The delicate labor paid off. Months in, Christ glimpsed a fruit fly brain under his microscope that stood out: a brain that had abnormally high amounts of a trafficking protein called Rab6, and fewer signs of  Alzheimer’s damage than in other flies.

“That was one of the most exquisite moments in lab,” Christ said. “Soon I was sitting with 20 'Nature' papers spread around me, drawing model after model furiously on my whiteboard to imagine how this protein might work.”

In sophomore year, Christ began imagining bigger models—curious not only to understand how Rab6 functions in the fruit fly, but how vast, interconnected systems of similar proteins might work together in humans.

This work is called “pathway analysis”—the science of modeling how genes work in systems, how they evolve and get passed in our DNA from generation to generation, and how they cause human disease when they go haywire.

It’s also a field that Christ learned would demand a lot of mathematics.

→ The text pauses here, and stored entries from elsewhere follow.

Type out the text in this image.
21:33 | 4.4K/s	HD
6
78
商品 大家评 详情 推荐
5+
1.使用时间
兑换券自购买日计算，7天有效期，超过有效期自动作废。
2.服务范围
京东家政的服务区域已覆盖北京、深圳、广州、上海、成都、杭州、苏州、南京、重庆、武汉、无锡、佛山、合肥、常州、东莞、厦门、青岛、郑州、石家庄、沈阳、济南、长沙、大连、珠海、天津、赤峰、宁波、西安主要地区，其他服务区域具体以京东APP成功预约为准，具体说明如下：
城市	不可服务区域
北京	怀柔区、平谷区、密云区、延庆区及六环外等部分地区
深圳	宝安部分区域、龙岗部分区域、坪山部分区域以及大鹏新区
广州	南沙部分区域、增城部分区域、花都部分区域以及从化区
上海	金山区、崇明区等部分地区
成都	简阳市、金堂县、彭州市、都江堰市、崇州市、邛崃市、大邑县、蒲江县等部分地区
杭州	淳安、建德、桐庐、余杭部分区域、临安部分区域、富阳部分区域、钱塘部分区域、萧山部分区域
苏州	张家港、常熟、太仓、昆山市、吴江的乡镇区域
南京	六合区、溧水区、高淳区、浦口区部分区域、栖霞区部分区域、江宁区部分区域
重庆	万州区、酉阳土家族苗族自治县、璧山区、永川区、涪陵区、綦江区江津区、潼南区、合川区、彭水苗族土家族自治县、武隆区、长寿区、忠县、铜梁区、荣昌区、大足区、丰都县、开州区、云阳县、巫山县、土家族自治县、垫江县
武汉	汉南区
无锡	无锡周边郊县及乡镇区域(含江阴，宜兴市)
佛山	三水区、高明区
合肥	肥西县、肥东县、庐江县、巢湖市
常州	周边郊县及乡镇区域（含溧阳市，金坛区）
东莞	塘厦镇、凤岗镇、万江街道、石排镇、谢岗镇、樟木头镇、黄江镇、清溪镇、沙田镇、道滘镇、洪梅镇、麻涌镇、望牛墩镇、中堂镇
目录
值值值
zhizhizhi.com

This time he dove in, declaring an Applied Mathematics concentration and advanced standing to receive a Masters degree in Statistics.

“I realized I needed the math to build the kinds of models I wanted to build,” he said.

One of the first things that Christ and roommate Joshua Wortzel ’13 did when they became roommates in Lowell House their junior year was to buy a whiteboard for themselves.

“We took a maiden voyage to Home Depot and got this huge whiteboard—eight by four feet—and put it above Ryan’s bed,” Wortzel said. “Sometimes he pulls out the dry erase pens and goes crazy with his theories.”